Tous les rites étaient accomplis : prières, jeûnes, purifications, et Ourvaci achevait la veillée suprême.

Laissant ses femmes éplorées, elle avait gagné une haute terrasse, et, d’un regard morne et fixe, contemplait la nuit mourante, ensanglantée sous les coups de l’aurore. À l’occident, la lune pâle touchait l’horizon, et la reine croyait voir un visage attristé, la regardant avec compassion, lui faisant signe, l’attirant vers le gouffre bleu où il allait s’abîmer.

Le jour parut, le dernier que dussent refléter ses yeux ; et le concert des oiseaux commença, aussi joyeux que de coutume ; les colombes familières s’abattirent sur la corniche de grès rose, mais la reine ne les vit pas. Une ombre couvrait encore le palais qu’avait habité l’ambassadeur et, avidement, elle regardait dans cette ombre, voulant découvrir une forme, accoudée sur la balustrade d’une terrasse, à cette place même où elle avait vu l’envoyé du roi, quand le soir de son arrivée elle versa, en son honneur, la libation destinée au soleil.

Le soleil se vengea maintenant de l’impiété, en dissipant l’illusion sous un flot de lumière.

Ourvaci cacha ses yeux sous sa main, pour mieux voir sa rêverie.

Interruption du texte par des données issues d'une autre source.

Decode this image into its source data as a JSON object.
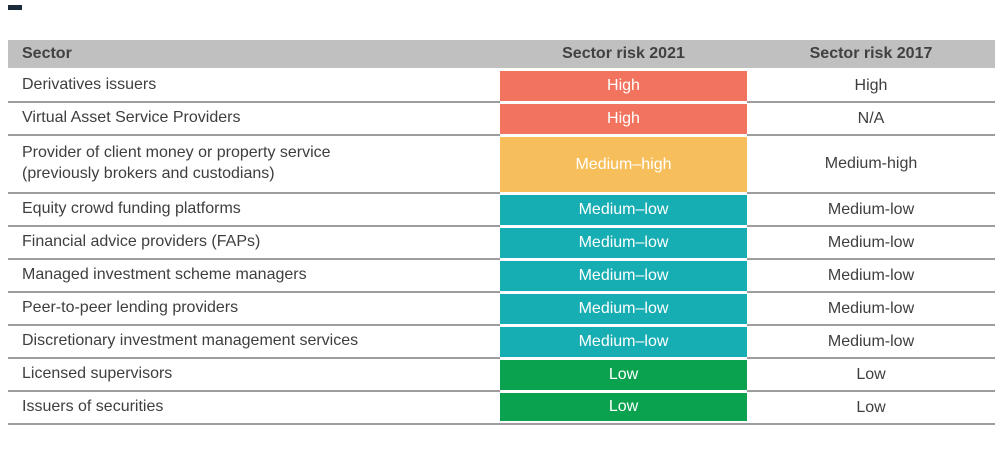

— Hélas ! se peut-il vraiment qu’il ne m’aime plus ! se disait-elle. Cet amour que l’éternité semblait ne pas devoir épuiser, a donc tari subitement ? Ah ! pourtant, il me semble toujours sentir, à travers l’espace, les effluves brûlants de son cœur répondre aux élans du mien. Peut-être il souffre comme moi, captif de sa volonté orgueilleuse ; peut-être il m’aime encore ! Ah ! non ! non ! que cette pensée ne vienne pas effleurer mon esprit ! Comment pourrais-je mourir si je croyais n’avoir pas tout perdu ? Non, non ! j’ai mérité mon sort : mes premiers crimes ont rendu évident celui que je n’ai pas commis, et le bien-aimé a violemment arraché son amour, en se déchirant le cœur sans doute, mais il l’a arraché, jeté loin de lui avec mépris. C’est bien fini, il s’est enfin lassé de pardonner ; la gloire était au héros plus chère que l’amour. C’est bien cruellement qu’il s’est vengé des souffrances que lui a fait endurer ma folie d’autrefois : quand ma vie tout entière était suspendue à la sienne, il a cru à ma haine, et il m’a repris son amour pour le donner à une autre. C’est cela surtout qui est intolérable. Pour une autre, maintenant, s’ouvriront les fleurs de ses prunelles ; ce regard dominateur et tendre caressera la beauté d’une autre ! Et c’est à elle que ces lèvres délicieuses souriront. Quoi ! ces lèvres, dont le baiser m’a ravi l’âme et pénétrée d’une ivresse qui ne s’est plus dissipée, effaceront sous d’autres baisers le souvenir du mien ! Ah ! mort ! viens vite étouffer cette pensée atroce, viens me délivrer d’une torture trop lourde pour ma faiblesse !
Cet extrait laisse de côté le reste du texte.